How does insurance reduce your financial risk?

Imagine you’re driving your car and you hit a deer, which damages your car. If you have the right kind of auto insurance policy, the insurances company will pay the costs of the car repairs (minus the deductible — the portion you have to pay). Now, imagine a water pipe bursts in your bathroom, ruining everything in that room and in the bedroom next to it. Typically, if you have homeowner’s or renter’s insurances, the insurances company will pay to replace some or all of the damaged property, once you pay your deductible. Insurances policies will only pay for things that are described in the policy. So it’s important to read a policy carefully before you buy it so you’ll know exactly what’s covered.

How does an insurance policy work?

Insurance policies are often in place for a specific period of time. This can be referred to as the policy term. At the end of that term, you need to renew the policy or buy a new one. With some types of insurances, you choose a beneficiary, the person you want to receive the policy’s benefits or payments. When you buy an insurances policy, part of your responsibility includes paying a fee called a premium. Some premiums are paid monthly, like health insurances. Others may be paid once or twice a year, like auto or homeowner’s insurances.


The cost of your premium generally depends on how much of a risk you are to the insurance company. In addition to the premiums, most insurances policies include a deductible. That’s the amount you have to pay first, before the insurances company pays their share.

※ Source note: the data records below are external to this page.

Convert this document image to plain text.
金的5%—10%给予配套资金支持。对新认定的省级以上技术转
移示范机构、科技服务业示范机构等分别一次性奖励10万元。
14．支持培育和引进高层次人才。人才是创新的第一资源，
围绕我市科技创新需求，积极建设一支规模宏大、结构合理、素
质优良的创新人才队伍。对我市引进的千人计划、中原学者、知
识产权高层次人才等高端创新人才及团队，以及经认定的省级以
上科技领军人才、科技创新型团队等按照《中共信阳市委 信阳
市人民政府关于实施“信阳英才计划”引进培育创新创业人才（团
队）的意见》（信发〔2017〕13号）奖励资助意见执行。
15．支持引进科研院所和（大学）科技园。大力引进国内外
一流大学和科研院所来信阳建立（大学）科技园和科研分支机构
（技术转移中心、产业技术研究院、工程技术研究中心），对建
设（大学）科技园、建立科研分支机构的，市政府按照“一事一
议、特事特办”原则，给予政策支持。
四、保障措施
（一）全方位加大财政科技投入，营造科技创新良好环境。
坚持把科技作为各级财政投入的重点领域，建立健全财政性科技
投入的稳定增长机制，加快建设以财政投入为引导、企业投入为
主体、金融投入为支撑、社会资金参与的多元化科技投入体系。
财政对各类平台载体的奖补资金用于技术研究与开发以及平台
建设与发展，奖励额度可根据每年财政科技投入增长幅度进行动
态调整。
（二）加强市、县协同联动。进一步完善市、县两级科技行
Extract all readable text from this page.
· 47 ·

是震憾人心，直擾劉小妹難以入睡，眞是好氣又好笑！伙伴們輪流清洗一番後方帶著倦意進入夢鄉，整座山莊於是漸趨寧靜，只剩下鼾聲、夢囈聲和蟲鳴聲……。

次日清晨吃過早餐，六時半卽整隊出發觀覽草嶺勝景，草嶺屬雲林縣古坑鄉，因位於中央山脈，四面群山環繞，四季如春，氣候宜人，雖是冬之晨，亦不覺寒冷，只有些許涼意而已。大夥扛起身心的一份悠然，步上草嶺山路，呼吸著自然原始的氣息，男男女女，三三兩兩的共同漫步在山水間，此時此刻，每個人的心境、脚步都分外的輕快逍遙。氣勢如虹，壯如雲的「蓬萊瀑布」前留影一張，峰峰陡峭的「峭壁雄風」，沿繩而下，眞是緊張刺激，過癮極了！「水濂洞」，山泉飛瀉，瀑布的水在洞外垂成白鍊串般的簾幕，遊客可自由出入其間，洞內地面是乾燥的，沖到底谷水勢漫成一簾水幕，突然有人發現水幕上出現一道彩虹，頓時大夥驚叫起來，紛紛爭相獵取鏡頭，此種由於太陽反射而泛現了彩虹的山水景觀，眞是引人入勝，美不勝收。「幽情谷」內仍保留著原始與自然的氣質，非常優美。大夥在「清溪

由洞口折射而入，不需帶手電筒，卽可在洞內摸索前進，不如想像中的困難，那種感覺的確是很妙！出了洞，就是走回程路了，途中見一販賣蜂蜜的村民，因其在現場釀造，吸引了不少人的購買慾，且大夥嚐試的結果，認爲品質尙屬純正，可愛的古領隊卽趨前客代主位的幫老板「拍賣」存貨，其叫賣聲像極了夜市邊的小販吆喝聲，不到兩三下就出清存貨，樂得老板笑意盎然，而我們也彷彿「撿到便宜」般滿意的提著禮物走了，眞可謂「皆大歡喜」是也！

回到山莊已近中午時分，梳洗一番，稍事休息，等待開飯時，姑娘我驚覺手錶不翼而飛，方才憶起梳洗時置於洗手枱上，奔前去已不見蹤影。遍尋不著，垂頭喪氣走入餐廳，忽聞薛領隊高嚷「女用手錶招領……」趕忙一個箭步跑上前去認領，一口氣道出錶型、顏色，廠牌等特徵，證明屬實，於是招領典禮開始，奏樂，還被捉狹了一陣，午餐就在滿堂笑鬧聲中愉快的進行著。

For example, if you have a $500 deductible on your homeowner’s policy and a storm causes $3,000 in damage, you will pay $500 and your insurances company will pay $2,500. With some policies, you can choose your deductible. Usually, a higher deductible means a lower insurances premium.

What are common types of insurance?

There are many types of insurance, but some common types are described here.

  • Health insurance: Helps you pay for doctor fees and sometimes prescription drugs. Once you buy health insurances coverage, you and your health insurer each agree to pay a part of your medical expenses — usually a certain dollar amount or percentage of the expenses.
  • Life insurance: Pays a beneficiary you select a set amount of money if or when you die. The money from your life insurances policy can help your family pay bills and cover living expenses. There are different types of life insurances. One is term life insurances, which pays a benefit only if the insured person dies during the term of the policy (usually from one to 30 years). Another is whole life insurances, which pays a benefit whenever the insured person dies.
  • Disability insurance: Protects individuals and their families from financial hardship when illness or injury prevents them from earning a living. Many employers offer some form of disability coverage to employees, or you can buy an individual disability insurances policy.
  • Auto insurance: Protects you from paying the full cost for vehicle repairs and medical expenses due to a collision. In most states, the law requires you to have auto insurances when operating a motor vehicle.
  • Homeowner’s or renter’s insurance: Covers your home and the personal belongings inside in the event of loss or theft; helps pay for repairs and replacement. If you have a mortgage on your property, most lenders require you to have homeowner’s insurances. If you’re renting, the landlord might require you to have renter’s insurances.

What should you consider when buying an insurance policy?

A useful rule to live by is to do your homework before you buy insurance. Research any insurances company you’re thinking about buying from to be sure that the company is financially sound and provides good service. Also find out what factors matter so that you can get the coverage you need at the best price.